Eating the Fish From the Inside Out
I spent $120 today to have someone tell me to, um, relax. Yes, I think that was the message. Couldn’t she have written it down for that kind of money? Or, like, thrown in some pills alongside it?
(One of these days I will take up the offer of the sidewalk psychic who, daily, says to me, “Lady, a reading?” Five dollars seems so reasonable.)
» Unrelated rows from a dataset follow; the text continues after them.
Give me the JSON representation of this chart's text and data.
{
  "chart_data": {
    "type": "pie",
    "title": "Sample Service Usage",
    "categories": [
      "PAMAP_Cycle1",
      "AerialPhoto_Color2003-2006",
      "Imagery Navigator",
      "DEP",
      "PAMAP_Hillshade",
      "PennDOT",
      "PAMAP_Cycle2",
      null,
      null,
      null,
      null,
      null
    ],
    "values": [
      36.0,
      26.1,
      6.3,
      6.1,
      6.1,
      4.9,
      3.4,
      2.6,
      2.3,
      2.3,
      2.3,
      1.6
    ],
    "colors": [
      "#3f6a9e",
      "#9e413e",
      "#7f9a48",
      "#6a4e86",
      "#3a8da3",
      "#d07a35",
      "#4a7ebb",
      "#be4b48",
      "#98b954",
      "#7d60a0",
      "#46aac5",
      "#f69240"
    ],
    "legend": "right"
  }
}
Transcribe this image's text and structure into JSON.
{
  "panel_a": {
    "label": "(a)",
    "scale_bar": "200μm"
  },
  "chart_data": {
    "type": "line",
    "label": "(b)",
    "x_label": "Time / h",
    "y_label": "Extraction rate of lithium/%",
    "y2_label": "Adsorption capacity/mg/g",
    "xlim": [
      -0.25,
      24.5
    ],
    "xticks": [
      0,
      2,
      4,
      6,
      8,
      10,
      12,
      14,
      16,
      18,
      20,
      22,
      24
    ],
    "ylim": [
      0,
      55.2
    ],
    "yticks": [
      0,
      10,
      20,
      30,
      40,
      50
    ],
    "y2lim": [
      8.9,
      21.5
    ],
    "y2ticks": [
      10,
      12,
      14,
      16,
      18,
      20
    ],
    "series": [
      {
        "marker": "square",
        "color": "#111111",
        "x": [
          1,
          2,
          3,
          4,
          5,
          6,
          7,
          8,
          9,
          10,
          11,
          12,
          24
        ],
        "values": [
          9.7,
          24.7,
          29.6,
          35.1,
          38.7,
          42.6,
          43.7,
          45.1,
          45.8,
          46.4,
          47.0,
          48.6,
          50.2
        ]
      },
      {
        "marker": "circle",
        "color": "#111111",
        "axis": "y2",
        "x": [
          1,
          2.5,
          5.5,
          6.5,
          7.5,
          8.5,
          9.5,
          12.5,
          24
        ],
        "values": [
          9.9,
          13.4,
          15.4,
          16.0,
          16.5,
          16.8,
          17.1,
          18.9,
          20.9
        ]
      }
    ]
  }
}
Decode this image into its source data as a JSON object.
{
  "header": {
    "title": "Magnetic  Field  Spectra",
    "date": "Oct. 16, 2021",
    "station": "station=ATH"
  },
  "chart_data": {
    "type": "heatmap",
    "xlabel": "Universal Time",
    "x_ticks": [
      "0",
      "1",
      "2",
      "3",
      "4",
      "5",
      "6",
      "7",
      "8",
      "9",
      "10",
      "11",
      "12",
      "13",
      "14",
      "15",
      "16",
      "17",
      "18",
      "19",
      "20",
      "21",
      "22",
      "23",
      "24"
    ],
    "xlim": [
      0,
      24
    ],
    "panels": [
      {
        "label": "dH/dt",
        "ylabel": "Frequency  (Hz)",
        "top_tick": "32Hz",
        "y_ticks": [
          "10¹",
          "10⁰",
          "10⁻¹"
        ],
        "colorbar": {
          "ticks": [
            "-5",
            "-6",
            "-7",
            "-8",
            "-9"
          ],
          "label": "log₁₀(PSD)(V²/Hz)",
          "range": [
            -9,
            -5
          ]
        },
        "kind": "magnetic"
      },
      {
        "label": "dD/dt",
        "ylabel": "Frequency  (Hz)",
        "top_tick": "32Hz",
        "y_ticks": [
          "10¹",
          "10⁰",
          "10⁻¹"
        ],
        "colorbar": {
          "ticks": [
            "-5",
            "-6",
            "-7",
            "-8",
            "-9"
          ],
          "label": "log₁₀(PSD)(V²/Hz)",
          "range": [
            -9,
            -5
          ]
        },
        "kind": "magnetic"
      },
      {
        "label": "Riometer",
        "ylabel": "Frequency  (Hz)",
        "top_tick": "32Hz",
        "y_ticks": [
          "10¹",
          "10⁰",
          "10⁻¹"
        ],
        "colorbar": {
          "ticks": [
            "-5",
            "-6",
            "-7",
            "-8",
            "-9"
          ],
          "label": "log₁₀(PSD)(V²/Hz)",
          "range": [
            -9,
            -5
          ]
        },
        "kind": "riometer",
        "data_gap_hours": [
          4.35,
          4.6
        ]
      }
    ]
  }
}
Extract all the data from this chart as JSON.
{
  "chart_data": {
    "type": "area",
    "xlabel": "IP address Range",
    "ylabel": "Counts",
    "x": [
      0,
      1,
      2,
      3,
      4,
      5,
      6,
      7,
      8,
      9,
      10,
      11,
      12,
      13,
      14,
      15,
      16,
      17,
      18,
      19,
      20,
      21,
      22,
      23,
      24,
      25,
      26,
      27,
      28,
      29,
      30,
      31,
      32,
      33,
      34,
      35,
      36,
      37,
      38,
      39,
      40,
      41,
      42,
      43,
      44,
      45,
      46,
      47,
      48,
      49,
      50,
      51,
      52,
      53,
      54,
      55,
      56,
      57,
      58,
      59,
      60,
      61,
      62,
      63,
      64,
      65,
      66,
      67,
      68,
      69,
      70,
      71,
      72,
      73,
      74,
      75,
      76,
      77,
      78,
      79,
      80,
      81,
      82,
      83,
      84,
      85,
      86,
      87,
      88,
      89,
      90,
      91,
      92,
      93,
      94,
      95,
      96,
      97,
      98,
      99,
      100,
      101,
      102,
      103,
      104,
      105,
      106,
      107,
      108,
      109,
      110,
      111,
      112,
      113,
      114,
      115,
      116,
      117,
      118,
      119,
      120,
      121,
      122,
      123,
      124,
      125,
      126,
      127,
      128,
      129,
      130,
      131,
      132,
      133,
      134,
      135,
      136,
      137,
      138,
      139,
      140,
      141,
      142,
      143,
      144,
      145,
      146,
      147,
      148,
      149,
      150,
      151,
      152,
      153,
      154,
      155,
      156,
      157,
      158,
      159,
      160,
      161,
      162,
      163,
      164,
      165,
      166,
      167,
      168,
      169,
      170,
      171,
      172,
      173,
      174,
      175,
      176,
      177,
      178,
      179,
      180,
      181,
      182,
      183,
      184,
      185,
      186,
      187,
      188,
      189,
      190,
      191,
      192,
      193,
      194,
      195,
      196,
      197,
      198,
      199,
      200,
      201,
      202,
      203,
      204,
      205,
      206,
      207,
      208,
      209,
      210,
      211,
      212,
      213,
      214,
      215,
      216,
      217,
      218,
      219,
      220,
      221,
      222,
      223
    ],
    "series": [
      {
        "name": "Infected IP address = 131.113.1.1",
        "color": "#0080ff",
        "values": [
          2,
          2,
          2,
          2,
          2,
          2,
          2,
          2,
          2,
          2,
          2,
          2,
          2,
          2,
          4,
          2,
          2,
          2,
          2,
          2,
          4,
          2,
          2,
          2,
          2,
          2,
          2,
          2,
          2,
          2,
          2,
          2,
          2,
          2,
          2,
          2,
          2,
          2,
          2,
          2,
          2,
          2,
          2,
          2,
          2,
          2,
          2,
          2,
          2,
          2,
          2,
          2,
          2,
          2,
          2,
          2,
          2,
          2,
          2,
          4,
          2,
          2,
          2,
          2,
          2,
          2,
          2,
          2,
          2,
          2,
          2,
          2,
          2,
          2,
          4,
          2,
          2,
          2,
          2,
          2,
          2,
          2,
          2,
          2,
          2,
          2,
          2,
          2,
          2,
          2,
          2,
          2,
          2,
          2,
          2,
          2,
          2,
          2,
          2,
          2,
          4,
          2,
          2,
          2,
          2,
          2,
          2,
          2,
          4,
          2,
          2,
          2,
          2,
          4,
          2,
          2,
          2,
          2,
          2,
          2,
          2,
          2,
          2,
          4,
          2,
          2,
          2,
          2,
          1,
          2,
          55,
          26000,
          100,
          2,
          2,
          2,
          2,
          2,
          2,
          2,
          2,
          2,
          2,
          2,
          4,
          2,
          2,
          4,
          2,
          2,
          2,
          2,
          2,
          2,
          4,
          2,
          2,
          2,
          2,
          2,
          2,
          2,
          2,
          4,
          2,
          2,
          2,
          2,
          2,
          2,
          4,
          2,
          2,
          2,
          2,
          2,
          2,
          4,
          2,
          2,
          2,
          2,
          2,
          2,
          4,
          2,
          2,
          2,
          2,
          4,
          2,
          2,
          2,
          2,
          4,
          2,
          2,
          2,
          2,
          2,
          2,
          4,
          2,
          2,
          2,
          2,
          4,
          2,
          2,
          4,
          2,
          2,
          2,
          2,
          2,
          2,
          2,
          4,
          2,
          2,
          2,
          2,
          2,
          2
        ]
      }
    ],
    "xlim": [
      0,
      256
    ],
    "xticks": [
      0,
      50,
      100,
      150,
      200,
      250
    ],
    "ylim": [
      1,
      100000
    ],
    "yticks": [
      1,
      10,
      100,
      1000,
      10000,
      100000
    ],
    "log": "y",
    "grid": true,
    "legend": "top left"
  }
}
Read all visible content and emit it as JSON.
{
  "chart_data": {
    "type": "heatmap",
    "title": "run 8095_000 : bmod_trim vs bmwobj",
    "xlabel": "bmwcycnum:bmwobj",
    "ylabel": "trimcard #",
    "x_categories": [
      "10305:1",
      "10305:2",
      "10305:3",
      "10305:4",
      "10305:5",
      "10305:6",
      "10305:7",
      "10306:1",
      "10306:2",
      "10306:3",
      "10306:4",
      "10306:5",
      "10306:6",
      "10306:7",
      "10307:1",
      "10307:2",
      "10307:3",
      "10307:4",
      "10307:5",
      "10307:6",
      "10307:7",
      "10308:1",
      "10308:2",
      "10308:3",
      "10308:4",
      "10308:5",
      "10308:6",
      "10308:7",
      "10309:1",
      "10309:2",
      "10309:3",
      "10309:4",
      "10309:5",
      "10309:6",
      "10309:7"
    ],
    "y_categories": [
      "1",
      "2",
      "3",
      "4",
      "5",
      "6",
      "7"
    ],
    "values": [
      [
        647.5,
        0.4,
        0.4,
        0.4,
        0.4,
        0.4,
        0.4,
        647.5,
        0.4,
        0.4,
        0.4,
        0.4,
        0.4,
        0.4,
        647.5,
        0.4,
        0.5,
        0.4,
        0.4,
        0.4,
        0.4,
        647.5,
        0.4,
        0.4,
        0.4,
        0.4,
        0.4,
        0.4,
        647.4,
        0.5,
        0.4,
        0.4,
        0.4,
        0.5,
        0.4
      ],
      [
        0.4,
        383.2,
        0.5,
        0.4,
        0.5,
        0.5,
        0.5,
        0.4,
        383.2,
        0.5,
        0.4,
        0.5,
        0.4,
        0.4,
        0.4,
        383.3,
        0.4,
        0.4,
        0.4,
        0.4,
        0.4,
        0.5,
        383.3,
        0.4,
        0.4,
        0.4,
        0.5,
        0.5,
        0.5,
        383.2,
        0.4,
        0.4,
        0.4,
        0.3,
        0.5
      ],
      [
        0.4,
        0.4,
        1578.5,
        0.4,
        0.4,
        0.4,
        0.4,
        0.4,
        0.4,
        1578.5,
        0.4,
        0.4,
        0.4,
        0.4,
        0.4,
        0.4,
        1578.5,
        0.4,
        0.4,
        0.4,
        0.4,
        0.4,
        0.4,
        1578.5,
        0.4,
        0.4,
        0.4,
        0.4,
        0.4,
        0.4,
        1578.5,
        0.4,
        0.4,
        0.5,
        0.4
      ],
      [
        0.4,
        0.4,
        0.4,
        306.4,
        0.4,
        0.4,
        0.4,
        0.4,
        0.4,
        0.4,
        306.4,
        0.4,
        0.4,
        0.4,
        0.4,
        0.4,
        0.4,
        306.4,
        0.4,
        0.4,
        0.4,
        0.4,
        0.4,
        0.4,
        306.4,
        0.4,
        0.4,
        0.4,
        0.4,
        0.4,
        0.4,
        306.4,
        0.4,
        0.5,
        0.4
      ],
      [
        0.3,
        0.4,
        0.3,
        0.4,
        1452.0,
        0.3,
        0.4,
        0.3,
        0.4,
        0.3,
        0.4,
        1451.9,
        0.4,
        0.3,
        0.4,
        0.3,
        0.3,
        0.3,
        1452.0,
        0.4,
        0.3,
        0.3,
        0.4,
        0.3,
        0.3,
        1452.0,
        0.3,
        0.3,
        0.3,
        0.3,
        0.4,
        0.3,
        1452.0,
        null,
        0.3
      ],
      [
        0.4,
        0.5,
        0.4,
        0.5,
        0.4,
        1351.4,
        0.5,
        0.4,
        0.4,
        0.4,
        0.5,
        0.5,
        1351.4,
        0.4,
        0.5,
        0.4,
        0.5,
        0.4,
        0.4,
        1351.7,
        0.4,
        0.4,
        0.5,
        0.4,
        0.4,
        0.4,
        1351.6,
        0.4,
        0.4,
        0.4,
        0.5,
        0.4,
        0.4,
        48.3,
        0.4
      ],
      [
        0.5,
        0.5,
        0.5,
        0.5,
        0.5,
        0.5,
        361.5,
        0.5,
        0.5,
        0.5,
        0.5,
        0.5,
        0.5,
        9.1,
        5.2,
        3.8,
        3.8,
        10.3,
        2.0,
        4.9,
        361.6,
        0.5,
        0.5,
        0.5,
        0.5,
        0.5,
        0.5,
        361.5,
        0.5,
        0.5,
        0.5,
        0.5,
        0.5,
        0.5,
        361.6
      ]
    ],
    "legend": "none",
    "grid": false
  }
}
“We live this life of abandonment, in New Orleans…” says Mr. X on CNN. I don’t know who this guy is in the red tie, talking about “floating bodies, snakes, alligators,” but he makes a good point. Nobody is prepared for floating bodies, snakes and alligators. Not even those who live a “life of abandonment.” Shrinks and psychics can’t prepare you for such horrors, but maybe if you pay them a lot (or a little) money, you’ll be able to keep the nightmares at bay, and, you know, just…relax.
4 Comments:
Or spend the 120 on a massage.
the last massage i got left me feeling beaten. in a good way. nice suggestion, x. thanks.
any others?
you mean i'll figure out that i owe you money? nice, v. i love that. this is my attempt to save myself from my friend, whose computer i'm using, who will write entirely inappropriate things if i don't appropriate the screen. she's at the point in the night where she is adding an "m" into every three syllable word. which is pleasurable, if a bit predictable.
predicta-ma-ble?? me?? never!
(secretly, for an extra 5-dolla very happy ending, yes!)
haha, she's with me and y'all haven't had the pleasure of staying up all night with her (butt) on the couch talking about life and love and the universe and STUFF.